Every answer given by a participant in my study had a number value.  These values, instead of actual words, were put into a statistics computer program called SPSS.  The computer takes complicated mathematical formulas, and uses them to find relationships among all of the measures and their values.  It's really cool.  It would take days for me to do what the computer program did in just seconds.

For you statistics fans out there, SPSS computed a Pearson r value for each correlation of the CHAOS measure with the other measures.  

The scatterplots were so exciting!  I could clearly see that the CHAOS measure was negatively correlated with four of the measures, and positively correlated with one measure.  As chaos scores went up, scores on 4 measures went down, and scores on one measure went up, as predicted.  But...what was even more exciting than the scatterplots, which only compared the scores for the sample of 52 people, was the test of significance.  Without that, I could only assume that a correlation existed for those few people, but what I really wanted to know was, would those correlations exist in a larger population?    

So...

When the computer did a test of significance, the chances that the results were coincidence,  ranged from less than 1/1000 to only 7/1000.  That means that the study's results would be found in a larger population.  That's significance, and what I was ultimately looking for. 
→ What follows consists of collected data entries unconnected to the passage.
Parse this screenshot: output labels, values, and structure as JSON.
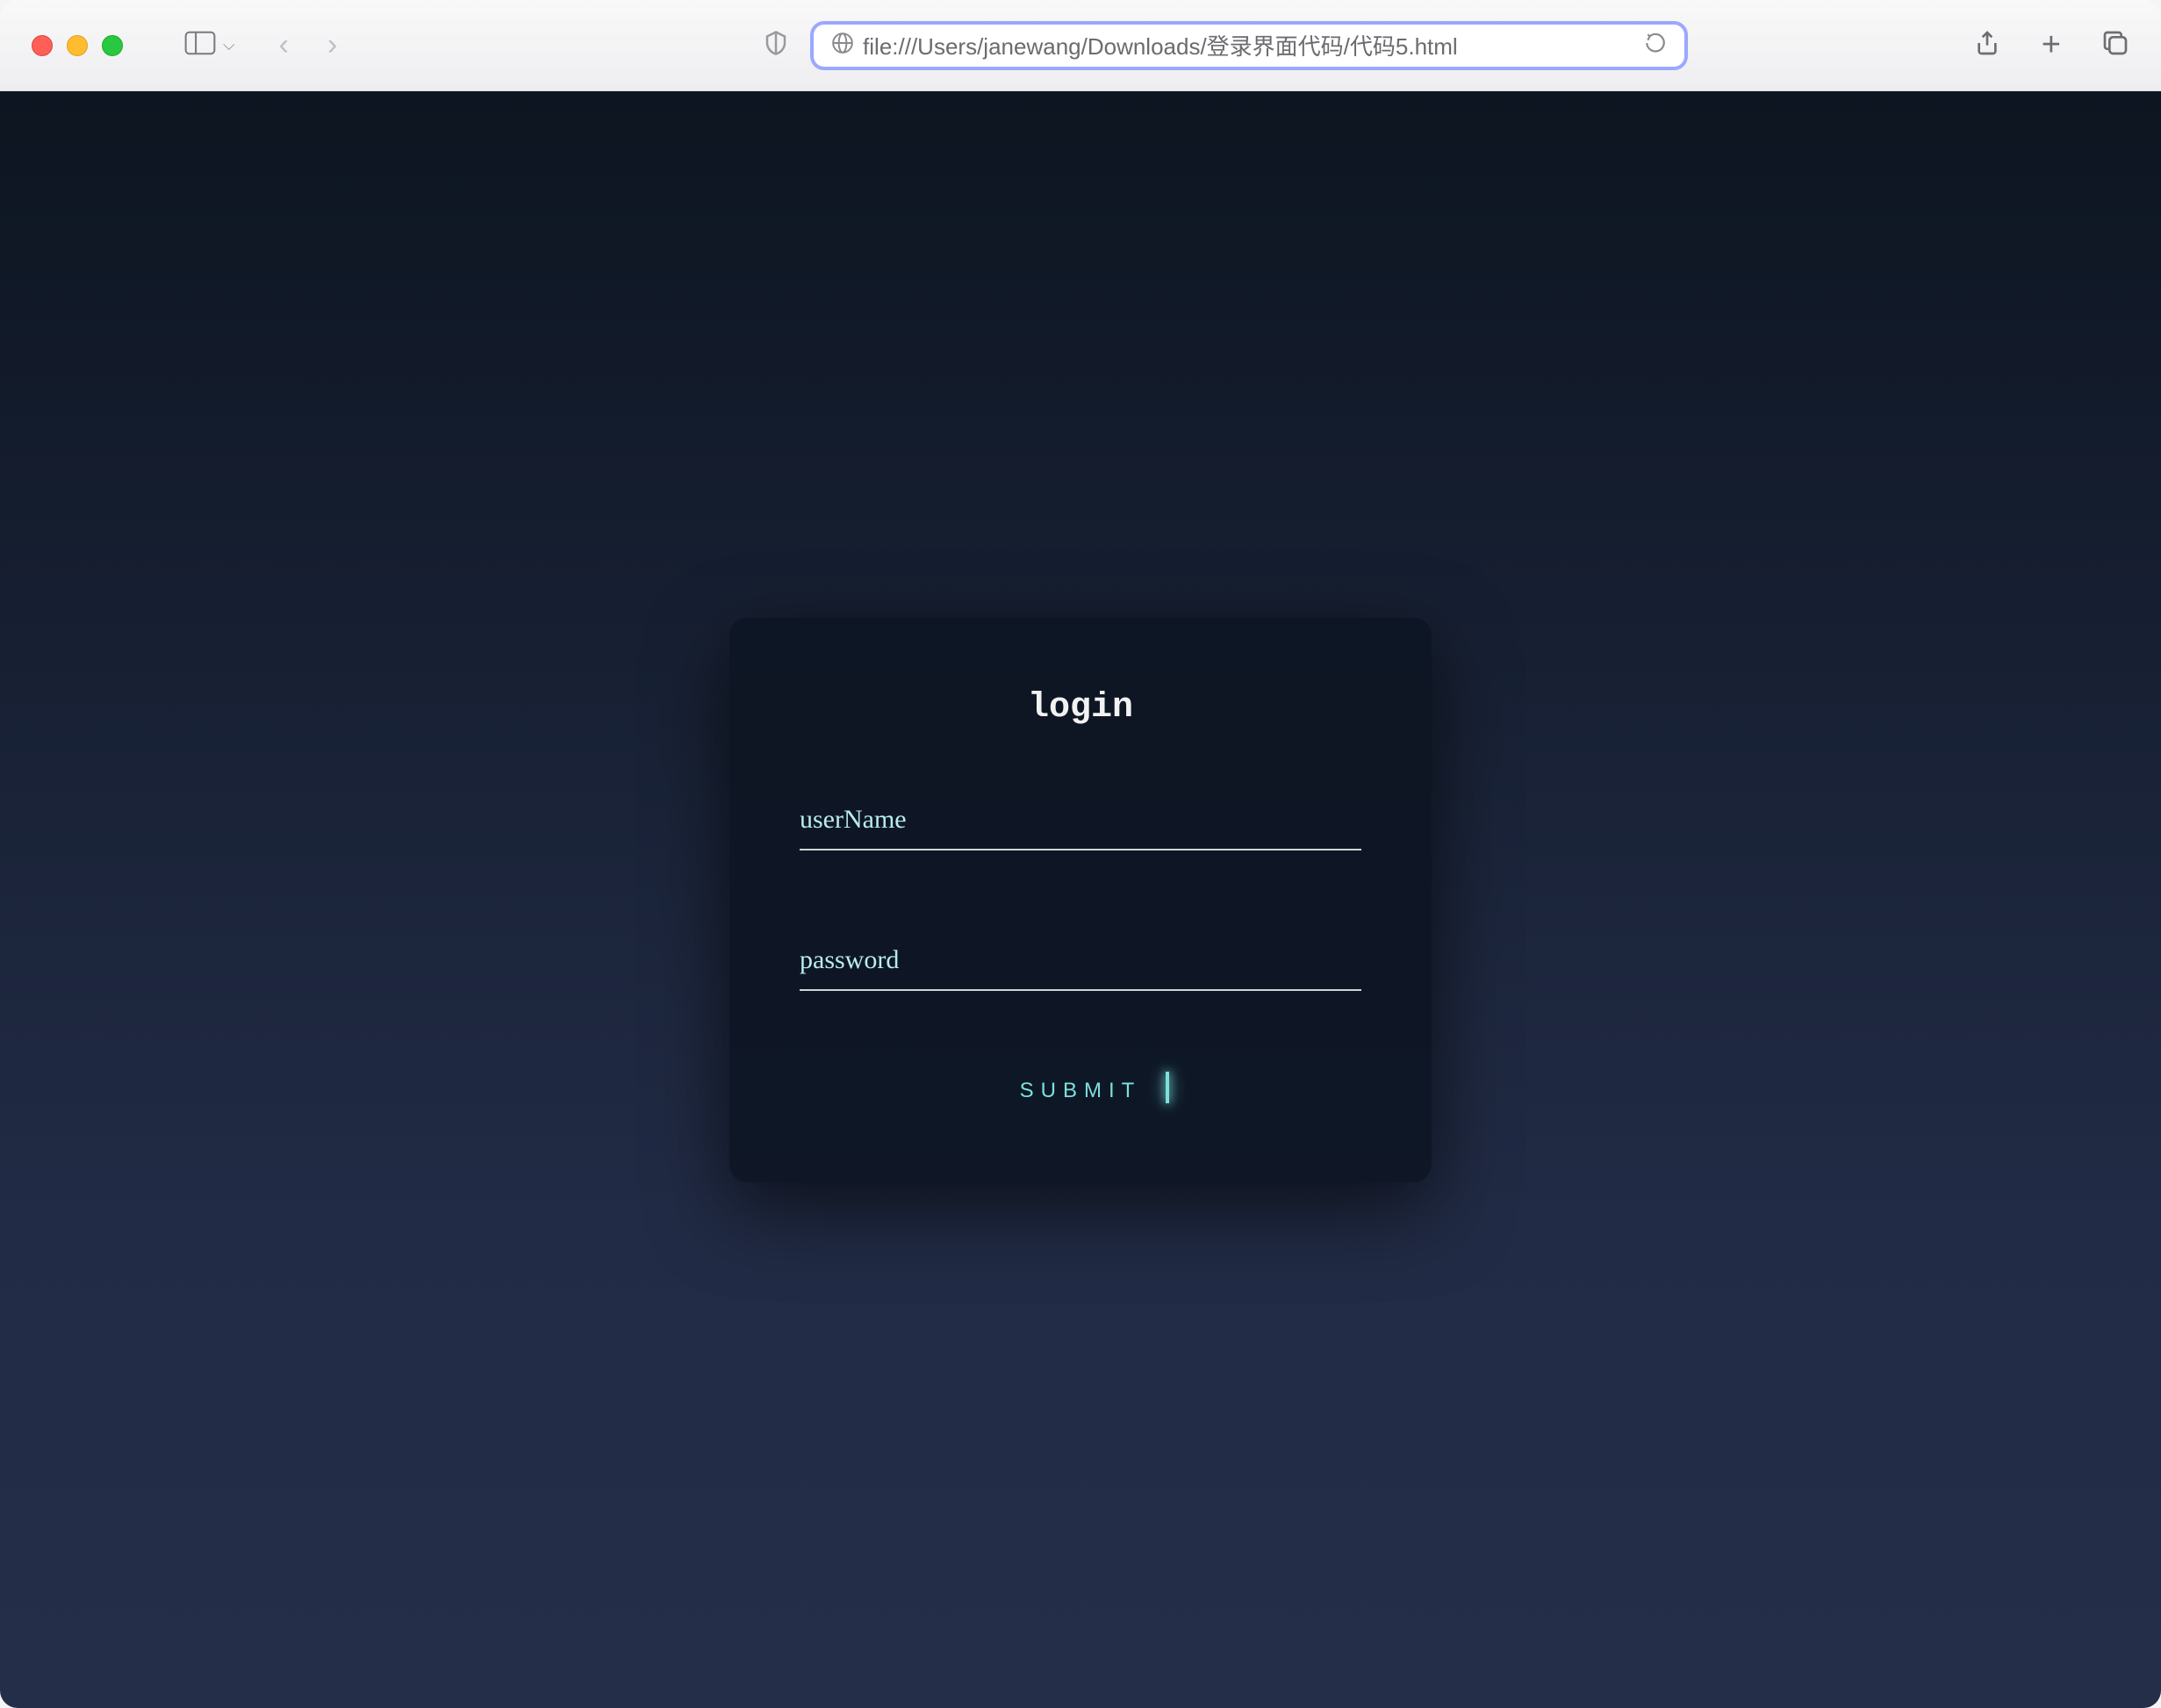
{
  "browser": {
    "url": "file:///Users/janewang/Downloads/登录界面代码/代码5.html"
  },
  "login": {
    "title": "login",
    "username_label": "userName",
    "username_value": "",
    "password_label": "password",
    "password_value": "",
    "submit_label": "SUBMIT"
  },
  "colors": {
    "accent": "#7de0dc",
    "address_ring": "#9aa8ff",
    "page_bg_top": "#0d1521",
    "page_bg_bottom": "#242e48",
    "box_bg": "rgba(12,20,34,0.88)"
  }
}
For all of the statistics fans out there, here is a table of the important values.

 

                       

                    Coherence                Communication        Adaptation           Routines          Emotion & Criticism 

                    FOC                          FPSC                         FAS                     FTRI                FEICS

Pearson Correlation         -.518                          -.646                         -.387                   -.401               .371

Significance (2-tailed)       <.001                      <.001                         .005                    .003                 .007      



High scores on both the CHAOS AND the FEICS indicate a dysfunctional situation.  High scores on FOC, FPSC, FAS, AND FTRI indicate things are going good at home.         

 

CHAOS negatively correlated with the first 4 measures, as predicted & positively correlated with the last measure (FEICS), as predicted.            

One more interesting statistic.  If you take those Pearson values and square them, you get a % measure of convergent validity.  That means that the CHAOS measure is measuring some of the same items that the other measures are measuring, but only some.  That's a good thing!  For example:  The FOC r value = -.518.  Rounded & squared it = 25%.  That means the CHAOS overlaps with the FOC (a measure of organization) by 25%.  That's fabulous!